South Africans in Cape Town gave mixed reactions on Thursday to early election results which show the long-ruling African National Congress below 50% in the vote.
SA Elections: voters express mixed reactions to early counts
Very early counts put the ANC at just over 42%. With only just over 16% of votes counted and declared, it was only a partial picture after Wednesday's election.
If the ANC is denied a majority, it would be the first time since they swept to power under Nelson Mandela at the end of apartheid in 1994.
Mixed reactions
"Our political system as it is, it’s not okay, in a sense that it does not serve its people," said Cape Town resident Khensani Godase. "But then it serves those who are already in power and that is my perspective on it."
The results that had been declared were from less than 4,000 of the more than 23,000 polling stations across the nine provinces that make up South Africa and there was a long way to go in the counting process.
South Africans may have to wait days until the final results of the vote are known.
"What I expect from the election is that ANC (African National Congress) maintains national power and I feel that DA (Democratic Alliance) will maintain provincial power here in the Western Cape," said another resident Dale Titus.
A referendum on ANC rule
The electoral commission was projecting a 70% voter turnout in this election, up from the 66% in the last national election in 2019. The ANC won 57.5% of the vote in that last election, its worst performance to date.

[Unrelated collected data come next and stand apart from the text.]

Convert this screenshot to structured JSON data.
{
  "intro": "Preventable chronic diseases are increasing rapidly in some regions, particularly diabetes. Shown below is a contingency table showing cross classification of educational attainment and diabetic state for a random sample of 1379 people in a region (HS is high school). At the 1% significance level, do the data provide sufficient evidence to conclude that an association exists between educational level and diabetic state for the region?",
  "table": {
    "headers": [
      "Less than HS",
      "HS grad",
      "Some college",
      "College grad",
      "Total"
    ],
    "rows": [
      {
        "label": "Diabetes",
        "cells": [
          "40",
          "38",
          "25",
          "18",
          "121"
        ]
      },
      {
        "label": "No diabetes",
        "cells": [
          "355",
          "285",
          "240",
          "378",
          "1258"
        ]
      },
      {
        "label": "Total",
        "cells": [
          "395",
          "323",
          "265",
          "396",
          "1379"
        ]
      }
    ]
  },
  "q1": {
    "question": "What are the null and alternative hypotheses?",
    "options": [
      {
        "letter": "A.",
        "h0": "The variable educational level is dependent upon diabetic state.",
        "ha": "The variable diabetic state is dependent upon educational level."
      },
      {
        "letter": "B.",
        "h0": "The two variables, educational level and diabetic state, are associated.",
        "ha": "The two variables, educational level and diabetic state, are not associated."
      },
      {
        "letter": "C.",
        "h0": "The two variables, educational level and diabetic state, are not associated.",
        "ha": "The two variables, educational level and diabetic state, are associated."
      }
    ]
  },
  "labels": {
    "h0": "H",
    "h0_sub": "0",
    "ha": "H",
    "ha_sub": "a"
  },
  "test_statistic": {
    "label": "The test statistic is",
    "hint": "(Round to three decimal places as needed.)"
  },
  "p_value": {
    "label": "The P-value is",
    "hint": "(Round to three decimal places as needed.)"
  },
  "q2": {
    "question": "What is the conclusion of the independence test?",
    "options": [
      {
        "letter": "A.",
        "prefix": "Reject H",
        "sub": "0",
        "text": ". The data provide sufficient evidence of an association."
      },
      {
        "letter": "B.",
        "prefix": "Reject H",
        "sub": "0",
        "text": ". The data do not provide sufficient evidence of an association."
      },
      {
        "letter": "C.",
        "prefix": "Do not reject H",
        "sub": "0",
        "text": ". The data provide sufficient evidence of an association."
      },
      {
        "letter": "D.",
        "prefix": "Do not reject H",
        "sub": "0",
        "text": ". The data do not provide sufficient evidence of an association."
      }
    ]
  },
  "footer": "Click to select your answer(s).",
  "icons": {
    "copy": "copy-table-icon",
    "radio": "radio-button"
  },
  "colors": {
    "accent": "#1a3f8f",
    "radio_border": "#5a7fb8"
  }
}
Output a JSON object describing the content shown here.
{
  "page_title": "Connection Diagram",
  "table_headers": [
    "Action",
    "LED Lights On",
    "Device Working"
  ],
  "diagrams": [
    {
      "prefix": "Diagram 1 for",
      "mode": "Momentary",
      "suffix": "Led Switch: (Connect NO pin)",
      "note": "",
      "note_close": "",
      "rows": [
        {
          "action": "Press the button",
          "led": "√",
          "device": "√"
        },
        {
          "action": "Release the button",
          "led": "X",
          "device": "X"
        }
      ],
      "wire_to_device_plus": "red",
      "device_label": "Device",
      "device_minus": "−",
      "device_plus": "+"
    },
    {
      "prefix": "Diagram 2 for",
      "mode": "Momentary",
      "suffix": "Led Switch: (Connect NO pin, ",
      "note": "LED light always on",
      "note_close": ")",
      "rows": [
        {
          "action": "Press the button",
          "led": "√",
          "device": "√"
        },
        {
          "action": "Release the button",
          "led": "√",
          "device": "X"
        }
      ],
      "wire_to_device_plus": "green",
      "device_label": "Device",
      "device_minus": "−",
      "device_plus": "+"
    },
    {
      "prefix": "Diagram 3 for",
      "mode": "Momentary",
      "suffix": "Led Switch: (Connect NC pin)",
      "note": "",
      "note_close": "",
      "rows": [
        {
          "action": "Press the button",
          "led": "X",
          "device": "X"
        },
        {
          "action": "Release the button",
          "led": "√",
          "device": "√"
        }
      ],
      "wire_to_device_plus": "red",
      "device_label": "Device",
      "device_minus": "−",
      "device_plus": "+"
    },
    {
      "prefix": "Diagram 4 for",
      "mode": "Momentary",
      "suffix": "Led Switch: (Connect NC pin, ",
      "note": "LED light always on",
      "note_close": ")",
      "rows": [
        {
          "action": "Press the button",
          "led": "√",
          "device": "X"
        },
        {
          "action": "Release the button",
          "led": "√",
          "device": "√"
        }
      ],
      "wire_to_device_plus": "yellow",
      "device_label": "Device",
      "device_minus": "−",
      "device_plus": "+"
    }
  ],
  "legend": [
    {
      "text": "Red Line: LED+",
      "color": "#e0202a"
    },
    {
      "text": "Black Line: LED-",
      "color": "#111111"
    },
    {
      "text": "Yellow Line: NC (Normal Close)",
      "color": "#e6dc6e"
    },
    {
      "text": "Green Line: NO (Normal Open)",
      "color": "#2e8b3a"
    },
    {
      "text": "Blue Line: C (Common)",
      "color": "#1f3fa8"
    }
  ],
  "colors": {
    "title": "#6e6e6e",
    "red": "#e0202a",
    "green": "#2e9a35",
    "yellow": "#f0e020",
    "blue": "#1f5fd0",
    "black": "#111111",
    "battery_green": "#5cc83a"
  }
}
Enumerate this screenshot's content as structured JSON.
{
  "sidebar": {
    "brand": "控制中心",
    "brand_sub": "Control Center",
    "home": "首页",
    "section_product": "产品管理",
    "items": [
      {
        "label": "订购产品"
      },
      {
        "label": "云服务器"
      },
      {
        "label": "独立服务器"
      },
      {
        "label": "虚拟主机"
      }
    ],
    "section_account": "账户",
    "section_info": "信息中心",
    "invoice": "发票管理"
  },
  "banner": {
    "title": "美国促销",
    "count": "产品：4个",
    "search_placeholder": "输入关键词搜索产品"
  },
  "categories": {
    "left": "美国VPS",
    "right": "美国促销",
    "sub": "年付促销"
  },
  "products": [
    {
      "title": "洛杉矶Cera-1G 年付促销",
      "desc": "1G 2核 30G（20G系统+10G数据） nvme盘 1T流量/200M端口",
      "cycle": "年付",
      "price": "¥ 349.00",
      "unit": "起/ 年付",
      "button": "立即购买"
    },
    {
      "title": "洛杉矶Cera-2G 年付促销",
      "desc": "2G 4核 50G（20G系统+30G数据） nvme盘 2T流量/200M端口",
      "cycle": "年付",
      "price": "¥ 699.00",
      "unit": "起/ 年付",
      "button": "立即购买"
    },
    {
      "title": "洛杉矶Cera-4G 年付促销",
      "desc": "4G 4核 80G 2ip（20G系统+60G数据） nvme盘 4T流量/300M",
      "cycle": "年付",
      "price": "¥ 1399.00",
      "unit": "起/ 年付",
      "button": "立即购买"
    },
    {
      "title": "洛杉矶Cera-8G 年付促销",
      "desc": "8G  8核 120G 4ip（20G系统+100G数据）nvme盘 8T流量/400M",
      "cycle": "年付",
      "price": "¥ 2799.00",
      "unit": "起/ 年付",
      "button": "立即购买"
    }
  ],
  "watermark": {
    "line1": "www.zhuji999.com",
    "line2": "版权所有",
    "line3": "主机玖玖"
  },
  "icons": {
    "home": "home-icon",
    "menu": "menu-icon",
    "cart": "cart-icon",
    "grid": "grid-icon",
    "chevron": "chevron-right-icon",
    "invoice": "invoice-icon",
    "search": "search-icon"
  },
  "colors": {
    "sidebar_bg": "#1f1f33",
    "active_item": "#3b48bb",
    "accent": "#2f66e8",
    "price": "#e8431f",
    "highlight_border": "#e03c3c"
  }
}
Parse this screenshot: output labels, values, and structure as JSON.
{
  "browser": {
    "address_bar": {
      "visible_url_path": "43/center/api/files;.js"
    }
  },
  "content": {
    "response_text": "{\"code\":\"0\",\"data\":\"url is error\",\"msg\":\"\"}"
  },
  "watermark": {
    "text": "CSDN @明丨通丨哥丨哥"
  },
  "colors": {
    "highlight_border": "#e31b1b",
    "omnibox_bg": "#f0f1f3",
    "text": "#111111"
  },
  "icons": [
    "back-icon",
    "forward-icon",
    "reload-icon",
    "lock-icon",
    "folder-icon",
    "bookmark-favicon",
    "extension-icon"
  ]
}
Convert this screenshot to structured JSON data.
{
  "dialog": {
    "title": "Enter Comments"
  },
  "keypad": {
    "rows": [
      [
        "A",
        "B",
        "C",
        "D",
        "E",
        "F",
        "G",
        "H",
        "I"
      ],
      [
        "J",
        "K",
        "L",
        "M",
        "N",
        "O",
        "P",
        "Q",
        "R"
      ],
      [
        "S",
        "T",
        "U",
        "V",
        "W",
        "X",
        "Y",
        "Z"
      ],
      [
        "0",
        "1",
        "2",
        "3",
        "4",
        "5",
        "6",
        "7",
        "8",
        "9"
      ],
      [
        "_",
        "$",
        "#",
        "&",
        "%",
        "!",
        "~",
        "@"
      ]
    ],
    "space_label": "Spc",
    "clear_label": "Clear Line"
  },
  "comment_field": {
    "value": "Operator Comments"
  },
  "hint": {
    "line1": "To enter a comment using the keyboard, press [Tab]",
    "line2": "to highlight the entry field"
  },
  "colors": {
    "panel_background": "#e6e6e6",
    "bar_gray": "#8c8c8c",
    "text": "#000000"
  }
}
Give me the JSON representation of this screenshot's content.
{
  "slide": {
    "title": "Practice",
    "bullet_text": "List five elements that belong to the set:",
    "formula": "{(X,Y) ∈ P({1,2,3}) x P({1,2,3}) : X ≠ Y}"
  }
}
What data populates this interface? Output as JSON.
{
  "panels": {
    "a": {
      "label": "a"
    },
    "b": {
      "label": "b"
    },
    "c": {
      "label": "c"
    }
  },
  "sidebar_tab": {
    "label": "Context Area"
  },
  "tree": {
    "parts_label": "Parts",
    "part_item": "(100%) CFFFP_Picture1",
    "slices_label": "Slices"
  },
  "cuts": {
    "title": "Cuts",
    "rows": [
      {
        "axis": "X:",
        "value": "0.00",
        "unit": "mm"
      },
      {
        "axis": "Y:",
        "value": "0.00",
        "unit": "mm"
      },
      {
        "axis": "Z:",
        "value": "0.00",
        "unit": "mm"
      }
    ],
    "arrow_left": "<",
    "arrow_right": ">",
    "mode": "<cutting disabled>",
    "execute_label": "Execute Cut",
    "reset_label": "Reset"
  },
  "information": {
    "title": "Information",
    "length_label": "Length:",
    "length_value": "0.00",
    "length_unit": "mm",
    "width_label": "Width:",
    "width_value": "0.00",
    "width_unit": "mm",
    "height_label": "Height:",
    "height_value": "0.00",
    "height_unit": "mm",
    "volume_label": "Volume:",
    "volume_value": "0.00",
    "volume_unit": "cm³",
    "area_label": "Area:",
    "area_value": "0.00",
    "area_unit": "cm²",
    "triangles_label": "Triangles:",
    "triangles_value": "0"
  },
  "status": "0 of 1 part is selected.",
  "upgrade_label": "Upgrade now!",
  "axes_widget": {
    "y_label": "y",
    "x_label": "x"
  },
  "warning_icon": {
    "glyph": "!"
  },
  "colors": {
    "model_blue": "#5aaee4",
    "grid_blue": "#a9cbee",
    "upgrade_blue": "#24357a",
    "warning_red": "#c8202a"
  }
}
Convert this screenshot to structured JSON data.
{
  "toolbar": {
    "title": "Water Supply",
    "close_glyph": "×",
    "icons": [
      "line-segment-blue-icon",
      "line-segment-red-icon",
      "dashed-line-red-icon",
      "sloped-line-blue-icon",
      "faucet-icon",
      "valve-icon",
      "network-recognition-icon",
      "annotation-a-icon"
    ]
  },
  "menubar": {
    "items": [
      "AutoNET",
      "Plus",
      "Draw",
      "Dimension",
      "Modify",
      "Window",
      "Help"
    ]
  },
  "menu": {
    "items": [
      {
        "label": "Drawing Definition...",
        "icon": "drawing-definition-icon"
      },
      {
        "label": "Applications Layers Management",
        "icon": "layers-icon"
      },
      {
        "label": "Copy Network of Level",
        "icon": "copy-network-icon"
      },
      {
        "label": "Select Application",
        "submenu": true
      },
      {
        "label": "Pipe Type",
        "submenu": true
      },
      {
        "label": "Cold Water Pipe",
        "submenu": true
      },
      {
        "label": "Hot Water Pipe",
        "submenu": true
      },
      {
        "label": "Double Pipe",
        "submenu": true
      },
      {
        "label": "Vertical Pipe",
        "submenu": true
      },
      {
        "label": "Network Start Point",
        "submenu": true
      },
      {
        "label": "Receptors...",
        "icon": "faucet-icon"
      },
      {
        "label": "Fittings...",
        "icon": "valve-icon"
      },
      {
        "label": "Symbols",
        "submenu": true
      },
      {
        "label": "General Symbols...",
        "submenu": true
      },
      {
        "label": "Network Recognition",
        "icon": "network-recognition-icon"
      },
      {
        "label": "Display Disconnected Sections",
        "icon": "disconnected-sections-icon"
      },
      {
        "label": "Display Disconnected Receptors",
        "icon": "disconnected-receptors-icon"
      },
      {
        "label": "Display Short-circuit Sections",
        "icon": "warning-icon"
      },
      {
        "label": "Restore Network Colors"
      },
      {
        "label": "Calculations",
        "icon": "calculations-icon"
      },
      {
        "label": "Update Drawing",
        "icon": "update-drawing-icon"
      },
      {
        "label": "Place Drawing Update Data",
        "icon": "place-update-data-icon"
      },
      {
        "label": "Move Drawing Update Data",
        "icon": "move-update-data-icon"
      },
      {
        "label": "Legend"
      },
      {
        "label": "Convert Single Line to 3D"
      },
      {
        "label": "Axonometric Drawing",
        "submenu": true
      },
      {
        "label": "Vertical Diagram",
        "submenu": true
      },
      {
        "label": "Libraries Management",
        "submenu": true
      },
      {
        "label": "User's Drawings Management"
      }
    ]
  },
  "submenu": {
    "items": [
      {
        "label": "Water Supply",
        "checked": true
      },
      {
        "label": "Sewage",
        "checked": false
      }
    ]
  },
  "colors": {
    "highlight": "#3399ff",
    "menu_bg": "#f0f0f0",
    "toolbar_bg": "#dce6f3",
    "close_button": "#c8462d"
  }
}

This election was seen as a direct referendum on the unbroken three-decade rule of the ANC, which freed South Africa from the oppressive, racist apartheid regime in the famous all-race vote of 1994 but has seen a steady decrease in its popularity over the last 20 years.
"I don’t think much will change. I just think politicians are all there for themselves basically. I don’t think much will change," said resident Titus.
Nearly 28 million people out of South Africa's population of 62 million were registered to vote.